Software Bugs Are Communication Bugs

Published: 2019-02-01
Tagged: thoughts software work

That problems afflicting software projects arise form miscommunication is not a new idea. My mind churned through everything I've learned. Direct experience provided me with depth, but studying the works of others, such as Weinberg, Brooks, Boyd, Rands, Martin, Goldratt, Marquet, Freeman, and Rosenberg, gave me breadth: everything from lean manufacturing, to leadership, project management, and architecting clean code. And still, communication between developers, teams, departments, and clients appears to be the source of all strife. For a person, writing a program is a way of thinking through a problem, and any bugs are just omissions of thought. But writing software as a team takes this simple (not easy![2]) process and turns into a shared hallucination.

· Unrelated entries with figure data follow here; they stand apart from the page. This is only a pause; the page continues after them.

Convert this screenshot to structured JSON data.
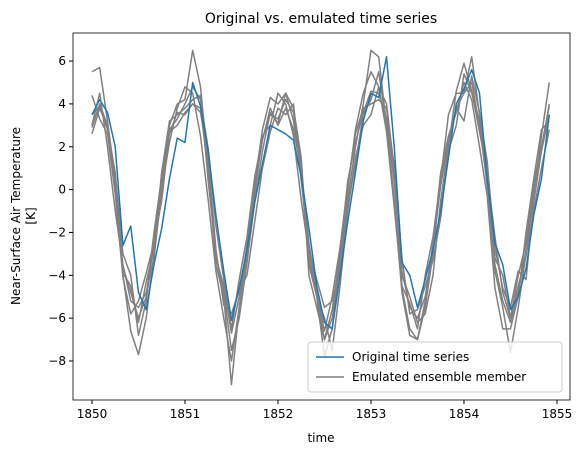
{
  "chart_data": {
    "type": "line",
    "title": "Original vs. emulated time series",
    "xlabel": "time",
    "ylabel": [
      "Near-Surface Air Temperature",
      "[K]"
    ],
    "x": [
      1850,
      1850.083,
      1850.167,
      1850.25,
      1850.333,
      1850.417,
      1850.5,
      1850.583,
      1850.667,
      1850.75,
      1850.833,
      1850.917,
      1851,
      1851.083,
      1851.167,
      1851.25,
      1851.333,
      1851.417,
      1851.5,
      1851.583,
      1851.667,
      1851.75,
      1851.833,
      1851.917,
      1852,
      1852.083,
      1852.167,
      1852.25,
      1852.333,
      1852.417,
      1852.5,
      1852.583,
      1852.667,
      1852.75,
      1852.833,
      1852.917,
      1853,
      1853.083,
      1853.167,
      1853.25,
      1853.333,
      1853.417,
      1853.5,
      1853.583,
      1853.667,
      1853.75,
      1853.833,
      1853.917,
      1854,
      1854.083,
      1854.167,
      1854.25,
      1854.333,
      1854.417,
      1854.5,
      1854.583,
      1854.667,
      1854.75,
      1854.833,
      1854.917
    ],
    "series": [
      {
        "name": "Original time series",
        "color": "#1f77b4",
        "values": [
          3.5,
          4.2,
          3.6,
          2.0,
          -2.6,
          -1.7,
          -4.8,
          -5.6,
          -3.5,
          -1.8,
          0.5,
          2.4,
          2.2,
          5.0,
          3.9,
          1.8,
          -1.2,
          -3.8,
          -6.1,
          -4.6,
          -2.8,
          -0.6,
          1.2,
          3.0,
          2.8,
          2.6,
          2.3,
          0.6,
          -1.8,
          -4.5,
          -6.2,
          -6.5,
          -4.0,
          -1.5,
          0.8,
          3.2,
          4.5,
          4.3,
          6.2,
          2.0,
          -3.4,
          -4.0,
          -5.5,
          -4.2,
          -2.8,
          -1.0,
          1.5,
          4.0,
          4.7,
          5.6,
          4.5,
          0.5,
          -2.5,
          -3.5,
          -5.6,
          -5.0,
          -3.7,
          -1.2,
          0.5,
          3.5
        ]
      }
    ],
    "ensemble": {
      "name": "Emulated ensemble member",
      "color": "#808080",
      "members": [
        [
          5.5,
          5.7,
          3.2,
          0.5,
          -4.0,
          -6.6,
          -7.7,
          -6.0,
          -3.0,
          0.8,
          3.0,
          4.0,
          4.2,
          6.5,
          4.8,
          1.0,
          -3.5,
          -5.0,
          -9.1,
          -5.5,
          -2.6,
          0.3,
          2.8,
          4.3,
          4.0,
          4.5,
          3.8,
          1.5,
          -4.0,
          -5.5,
          -7.0,
          -6.0,
          -3.5,
          -0.5,
          2.0,
          4.0,
          6.5,
          6.2,
          3.0,
          -0.5,
          -4.8,
          -6.8,
          -7.0,
          -5.5,
          -3.0,
          0.5,
          3.5,
          4.5,
          4.5,
          6.2,
          3.5,
          0.5,
          -3.8,
          -5.5,
          -7.6,
          -5.5,
          -3.0,
          -0.2,
          2.5,
          5.0
        ],
        [
          2.6,
          3.8,
          2.9,
          0.2,
          -3.9,
          -4.5,
          -6.2,
          -4.3,
          -2.8,
          0.8,
          3.2,
          3.5,
          3.8,
          4.2,
          4.4,
          0.4,
          -3.0,
          -4.8,
          -7.5,
          -6.0,
          -3.4,
          -0.6,
          1.8,
          3.6,
          3.1,
          4.5,
          3.2,
          0.7,
          -3.5,
          -5.0,
          -6.0,
          -7.5,
          -4.5,
          -1.0,
          1.5,
          3.0,
          3.5,
          4.8,
          4.0,
          1.0,
          -4.5,
          -5.3,
          -6.5,
          -4.0,
          -2.2,
          0.5,
          2.2,
          3.8,
          3.2,
          5.3,
          3.6,
          1.3,
          -3.2,
          -4.0,
          -6.0,
          -4.5,
          -3.1,
          -1.0,
          1.0,
          2.8
        ],
        [
          4.4,
          3.3,
          2.6,
          -0.2,
          -4.1,
          -5.8,
          -5.2,
          -3.9,
          -2.5,
          -0.5,
          2.7,
          3.0,
          3.6,
          4.0,
          3.6,
          1.5,
          -2.8,
          -5.4,
          -5.8,
          -4.7,
          -4.0,
          -1.5,
          1.0,
          2.7,
          3.8,
          3.5,
          4.0,
          0.4,
          -2.8,
          -4.2,
          -5.5,
          -5.2,
          -3.8,
          -0.8,
          1.2,
          3.5,
          4.2,
          5.5,
          3.0,
          1.2,
          -3.2,
          -5.8,
          -5.6,
          -4.5,
          -3.3,
          -1.3,
          1.8,
          3.0,
          5.4,
          4.5,
          3.2,
          1.2,
          -2.7,
          -4.6,
          -5.5,
          -3.8,
          -4.2,
          -0.6,
          1.8,
          4.0
        ],
        [
          3.0,
          4.5,
          2.0,
          -1.0,
          -3.5,
          -5.2,
          -5.5,
          -4.8,
          -3.2,
          0.0,
          2.2,
          3.8,
          4.8,
          4.5,
          2.5,
          -0.5,
          -3.8,
          -6.0,
          -8.0,
          -5.5,
          -3.0,
          -0.2,
          2.5,
          3.0,
          4.5,
          4.0,
          2.5,
          -0.5,
          -3.0,
          -5.0,
          -7.8,
          -6.5,
          -3.2,
          0.0,
          2.8,
          4.5,
          5.5,
          4.8,
          2.7,
          -0.8,
          -4.6,
          -6.5,
          -7.0,
          -5.2,
          -2.5,
          0.8,
          2.5,
          3.6,
          5.0,
          4.2,
          2.0,
          -0.3,
          -4.6,
          -6.5,
          -6.5,
          -5.0,
          -2.0,
          0.5,
          2.8,
          3.2
        ],
        [
          3.5,
          3.9,
          2.8,
          0.8,
          -3.0,
          -4.0,
          -6.8,
          -5.2,
          -2.4,
          0.3,
          2.8,
          3.3,
          4.0,
          4.8,
          4.2,
          1.9,
          -1.7,
          -4.2,
          -6.5,
          -4.2,
          -2.2,
          0.6,
          2.4,
          3.5,
          3.3,
          4.2,
          3.6,
          1.0,
          -2.5,
          -4.8,
          -6.6,
          -5.0,
          -2.7,
          0.2,
          2.6,
          3.8,
          4.0,
          4.2,
          3.8,
          0.5,
          -4.0,
          -5.0,
          -6.2,
          -5.8,
          -4.0,
          -0.5,
          2.0,
          4.6,
          5.9,
          4.6,
          2.7,
          0.8,
          -2.2,
          -4.8,
          -6.0,
          -4.0,
          -2.5,
          0.3,
          2.0,
          3.9
        ],
        [
          2.9,
          4.0,
          3.0,
          0.0,
          -3.6,
          -4.8,
          -6.0,
          -5.0,
          -2.0,
          0.6,
          2.6,
          3.6,
          3.5,
          4.0,
          3.8,
          0.8,
          -3.2,
          -4.5,
          -6.7,
          -5.0,
          -2.6,
          0.2,
          2.3,
          3.8,
          3.0,
          3.8,
          2.8,
          0.9,
          -3.3,
          -5.0,
          -7.0,
          -5.6,
          -3.0,
          0.4,
          2.2,
          3.6,
          4.6,
          4.5,
          3.3,
          0.3,
          -3.8,
          -5.5,
          -6.0,
          -5.0,
          -2.6,
          0.2,
          2.2,
          3.8,
          4.5,
          5.0,
          3.0,
          0.2,
          -3.5,
          -5.2,
          -6.2,
          -4.8,
          -2.8,
          0.0,
          1.8,
          3.5
        ]
      ]
    },
    "xlim": [
      1849.796,
      1855.14
    ],
    "ylim": [
      -9.82,
      7.31
    ],
    "xticks": [
      1850,
      1851,
      1852,
      1853,
      1854,
      1855
    ],
    "yticks": [
      {
        "value": -8,
        "label": "−8"
      },
      {
        "value": -6,
        "label": "−6"
      },
      {
        "value": -4,
        "label": "−4"
      },
      {
        "value": -2,
        "label": "−2"
      },
      0,
      2,
      4,
      6
    ],
    "grid": false,
    "legend": "lower right"
  }
}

Let's take two software components that don't interface well. On the surface, it may look like a problem related to the language, tooling, or platform. Some might look farther and focus on stand-ups or the kanban board. At its root, however, it's a conflict between two brains interfacing together, resulting in low cohesion[0].

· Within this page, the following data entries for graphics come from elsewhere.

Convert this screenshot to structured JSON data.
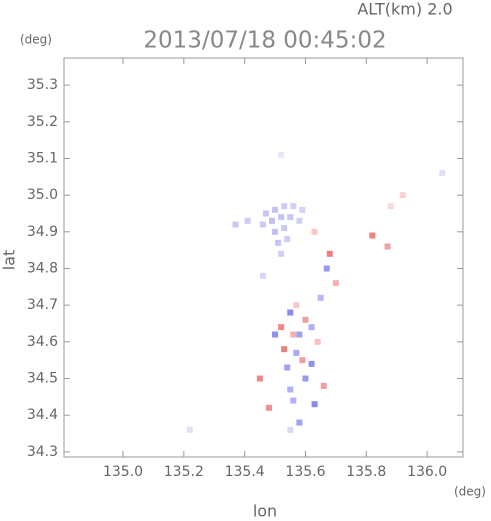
{
  "chart_data": {
    "type": "scatter",
    "title": "2013/07/18 00:45:02",
    "subtitle": "ALT(km) 2.0",
    "x_label": "lon",
    "y_label": "lat",
    "x_unit": "(deg)",
    "y_unit": "(deg)",
    "xlim": [
      134.806,
      136.118
    ],
    "ylim": [
      34.286,
      35.374
    ],
    "xticks": [
      {
        "value": 135.0,
        "label": "135.0"
      },
      135.2,
      135.4,
      135.6,
      135.8,
      {
        "value": 136.0,
        "label": "136.0"
      }
    ],
    "yticks": [
      34.3,
      34.4,
      34.5,
      34.6,
      34.7,
      34.8,
      34.9,
      {
        "value": 35.0,
        "label": "35.0"
      },
      35.1,
      35.2,
      35.3
    ],
    "x": [
      135.47,
      135.5,
      135.53,
      135.56,
      135.59,
      135.46,
      135.49,
      135.52,
      135.55,
      135.58,
      135.5,
      135.53,
      135.51,
      135.54,
      135.52,
      135.37,
      135.41,
      135.63,
      135.82,
      135.87,
      135.52,
      135.56,
      135.6,
      135.64,
      135.53,
      135.66,
      135.45,
      135.48,
      135.7,
      135.68,
      135.57,
      135.59,
      135.55,
      135.58,
      135.62,
      135.5,
      135.57,
      135.6,
      135.55,
      135.63,
      135.58,
      135.67,
      135.65,
      135.54,
      135.62,
      135.56,
      135.88,
      136.05,
      135.92,
      135.55,
      135.22,
      135.52,
      135.46
    ],
    "values": [
      34.95,
      34.96,
      34.97,
      34.97,
      34.96,
      34.92,
      34.93,
      34.94,
      34.94,
      34.93,
      34.9,
      34.91,
      34.87,
      34.88,
      34.84,
      34.92,
      34.93,
      34.9,
      34.89,
      34.86,
      34.64,
      34.62,
      34.66,
      34.6,
      34.58,
      34.48,
      34.5,
      34.42,
      34.76,
      34.84,
      34.7,
      34.55,
      34.68,
      34.62,
      34.64,
      34.62,
      34.57,
      34.5,
      34.47,
      34.43,
      34.38,
      34.8,
      34.72,
      34.53,
      34.54,
      34.44,
      34.97,
      35.06,
      35.0,
      34.36,
      34.36,
      35.11,
      34.78
    ],
    "colors": [
      "#c8c8f4",
      "#c4c4f2",
      "#ccccf4",
      "#d0d0f6",
      "#d4d4f6",
      "#c8c8f4",
      "#c0c0f2",
      "#c4c4f2",
      "#c8c8f4",
      "#d0d0f6",
      "#c0c0f0",
      "#c8c8f4",
      "#c4c4f2",
      "#ccccf4",
      "#d0d0f6",
      "#c8c8f4",
      "#ccccf4",
      "#f6c8c8",
      "#f08080",
      "#f0a0a0",
      "#f08888",
      "#f4b0b0",
      "#f0a0a0",
      "#f8c0c0",
      "#e88080",
      "#f0a0a0",
      "#f08888",
      "#f09090",
      "#f4b0b0",
      "#f08080",
      "#f8c8c8",
      "#f0a0a0",
      "#8888f0",
      "#a0a0f4",
      "#b0b0f6",
      "#9090f0",
      "#a8a8f4",
      "#9898f2",
      "#b0b0f6",
      "#8888f0",
      "#a0a0f4",
      "#9898f2",
      "#b8b8f6",
      "#a0a0f4",
      "#9090f0",
      "#b0b0f6",
      "#f8d8d8",
      "#e0e0f8",
      "#f8d0d0",
      "#d8d8f8",
      "#e0e0f0",
      "#e8e8f8",
      "#d8d8f6"
    ],
    "grid": false
  }
}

Because it's an inevitable part of the development process, we've come up with many tricks to manage it: agile attempts to keep brains on the same track through stand-ups, stories, and estimation. CI/CD shortens feedback loops by exposing bugs quickly and regularly. Linters, TDD, and code reviews are lightweight methods of testing assumptions. This short list, being a mix of organizational and technical solutions, underlines how broad the problem is and how crucial the ability to talk to other people is. It's the oil that keeps different parts from wearing out. Maybe running a linter doesn't seem like it needs all this communication mumbo jumbo, but getting your team on board to reap the full benefits does.